Why do I do this to myself? The house was quiet. Ty and Gavin went to sleep nice and early, so I tried to go through my paperwork. I came across a number of printouts on various clinical trials and the late night googling began. After reading three recent journal articles on AT/RTs (a tumor most similar to what Ty has), I am utterly depressed. The prognosis is just so poor. The mean overall survival rate for kids with Ty's cancer is 15 months. Ty isn't even there yet! I am so mad at myself for doing this. It simply isn't healthy for my body, mind or soul.
This is what I need to keep focusing on. This face. This amazing little boy who will beat the odds, and who looks better than ever. Anything is possible.
There is nothing average about Ty, and he will not be meeting the average expectations when it comes to his prognosis. Right now he shows no signs of even having cancer and maybe that's because he doesn't?!?! The radiation worked wonders on the original tumor, which looks to be inactive since radiation was completed in April... and there's no reason to believe that the two new tumors haven't met the same fate. Now we are treating him with chemotherapy to attack any remaining microscopic disease, and praying with every ounce of our being that it never ever, ever, ever, ever recurs. I have seen the power of prayer during my darkest days. Please keep them coming.
Ty will be getting a lot of therapy at home over the next year, and we even got the green light from his doctor to enroll him in a small pre-school program. We are finally breaking free of the bubble we have been in over the past year, and I think it is going to work wonders on Ty's esteem. I simply can't wait to see him singing songs with classmates again. Of course, I will stay with him in class when all the parents leave because of Ty's physical disabilities, but I don't think three-year olds will be put off by that in any way. They will love meeting Ty, and he will love meeting them, I am sure of it. I feel the sensation of the bubble popping and I am as excited as Ty and Gavin are when I get crazy and blow bubbles in the house for them :)
In addition, Ty is beginning a rigorous schedule of at-home physical therapy, occupational therapy, speech/language and special education. This is going to be a busy household again! You should have seen him with his physical therapist today, he was such a sport! I am excited and I have visions of a more active school year with a house full of laughter. Now I just have to figure out what to do with Gavin :) I am so afraid of germs, I think I will wait until at least January before I sign him up for anything.
Anyway, it is taking me a while to address the title of this post. I have been battling insomnia lately and I can't figure out why now more than usual. Every night when I try to sleep of course I worry about Ty (nothing new there), but lately I have been consumed with thoughts about a handful of other cancer kids who have crossed my path over the past year or so. Some that I met during our very first hospital stay, some that I shared a room with on M9 at MSKCC and some that I met more recently through various acquaintances. I have been bothering my husband with my worries, too... "You know who I haven't seen at the hospital in a really long time?" I name a couple of kids, describe them to Lou, and he reassures me that this one doesn't live in New York, or that one may be done with treatment.
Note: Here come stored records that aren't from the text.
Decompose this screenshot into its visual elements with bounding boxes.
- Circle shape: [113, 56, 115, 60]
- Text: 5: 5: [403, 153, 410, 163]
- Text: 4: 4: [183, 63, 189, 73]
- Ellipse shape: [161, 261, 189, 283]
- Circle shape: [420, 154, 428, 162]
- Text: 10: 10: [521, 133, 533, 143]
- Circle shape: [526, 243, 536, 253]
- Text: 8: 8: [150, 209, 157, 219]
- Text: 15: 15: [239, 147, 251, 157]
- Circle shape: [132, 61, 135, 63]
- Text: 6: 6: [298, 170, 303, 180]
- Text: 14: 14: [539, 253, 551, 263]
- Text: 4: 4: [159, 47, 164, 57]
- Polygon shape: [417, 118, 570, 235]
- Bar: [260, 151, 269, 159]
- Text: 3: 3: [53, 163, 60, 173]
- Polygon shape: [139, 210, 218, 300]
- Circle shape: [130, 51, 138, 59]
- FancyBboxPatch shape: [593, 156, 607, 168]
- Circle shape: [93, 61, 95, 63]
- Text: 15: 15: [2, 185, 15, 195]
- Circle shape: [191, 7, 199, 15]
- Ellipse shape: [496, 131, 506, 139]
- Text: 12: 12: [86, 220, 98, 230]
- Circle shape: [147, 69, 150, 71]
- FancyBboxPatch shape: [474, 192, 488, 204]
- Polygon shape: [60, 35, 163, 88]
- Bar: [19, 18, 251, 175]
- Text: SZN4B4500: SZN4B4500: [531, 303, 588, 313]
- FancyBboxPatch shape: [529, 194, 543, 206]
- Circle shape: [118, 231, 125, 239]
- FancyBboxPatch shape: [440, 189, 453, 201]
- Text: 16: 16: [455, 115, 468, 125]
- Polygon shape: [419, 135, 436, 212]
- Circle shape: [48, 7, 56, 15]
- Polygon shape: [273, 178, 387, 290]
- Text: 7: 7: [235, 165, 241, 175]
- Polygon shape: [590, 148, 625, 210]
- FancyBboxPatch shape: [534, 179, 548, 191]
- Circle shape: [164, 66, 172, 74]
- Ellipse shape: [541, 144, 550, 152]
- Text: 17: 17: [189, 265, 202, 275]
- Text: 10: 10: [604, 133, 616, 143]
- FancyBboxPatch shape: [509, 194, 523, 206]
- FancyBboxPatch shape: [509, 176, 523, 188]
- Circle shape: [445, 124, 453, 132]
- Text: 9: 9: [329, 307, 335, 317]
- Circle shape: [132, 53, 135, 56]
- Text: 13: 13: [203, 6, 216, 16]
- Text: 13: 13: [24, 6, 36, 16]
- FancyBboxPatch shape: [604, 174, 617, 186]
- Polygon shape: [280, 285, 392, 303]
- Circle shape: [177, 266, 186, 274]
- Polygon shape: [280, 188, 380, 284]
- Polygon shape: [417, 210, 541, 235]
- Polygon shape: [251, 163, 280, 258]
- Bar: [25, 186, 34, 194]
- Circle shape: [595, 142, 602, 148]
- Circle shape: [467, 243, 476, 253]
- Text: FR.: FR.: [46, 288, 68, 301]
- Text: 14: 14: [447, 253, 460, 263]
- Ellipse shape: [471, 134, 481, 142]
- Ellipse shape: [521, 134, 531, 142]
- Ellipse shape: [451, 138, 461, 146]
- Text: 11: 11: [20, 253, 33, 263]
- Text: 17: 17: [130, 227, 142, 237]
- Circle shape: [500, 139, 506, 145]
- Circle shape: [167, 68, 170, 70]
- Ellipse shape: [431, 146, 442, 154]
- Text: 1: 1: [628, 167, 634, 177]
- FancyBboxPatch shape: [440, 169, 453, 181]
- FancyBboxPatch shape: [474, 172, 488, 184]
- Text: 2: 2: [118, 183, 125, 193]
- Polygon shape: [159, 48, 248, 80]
Maybe I'm so restless because of pediatric cancer awareness month. I have been actively reading up on various causes and trying to share more information so maybe that has my mind racing a bit more, but I don't see why I am losing sleep over it so much now? When things at the Campbell house are better than they have been in over a year!? I don't know, but I am reaching my limits on worry in general. I think I used to sleep better in a hospital bed than I have been at home lately. It's just so damn unfair that so many kids are suffering every day. They don't get to be kids, there is so much hurt among the most undeserving population of all and it's really getting to me! And, I guess part of me is just living in fear, waiting on pins and needles for something to go wrong for Ty again. The numbers aren't in our favor and that scares me, of course. But then again, the numbers never were in our favor and Ty Campbell pulls through when he's not supposed to time and time again.
It's midnight and once again I'm pretty wired. I think I'll make some tea. Last night, Ty was totally restless, too! I think it might be contagious because I'm lying there next to him. We were both awake watching cartoons from 2-4AM. I hope that doesn't happen again tonight.
Before I forget, I have some good news to share! Ty has met another huge milestone this week. I removed his special needs bathing chair from the bathtub, and he has been taking baths with Gavin again. It has been such fun watching the play in the tub together, neither of them want to get out! Tonight they were both totally pruned. Check out the 'do.
You can be the match!
Here's something you can do. Over 13,500 kids will be diagnosed with cancer this year. The majority of whom will have Leukemia or another blood cancer where a bone marrow transplant may be required. Please join the bone marrow registry and order a cheek swab kit. It is so easy to do, it is free, and it just might save a life. Thank you :)
Goodnight everyone. Hopefully some tea will do the trick.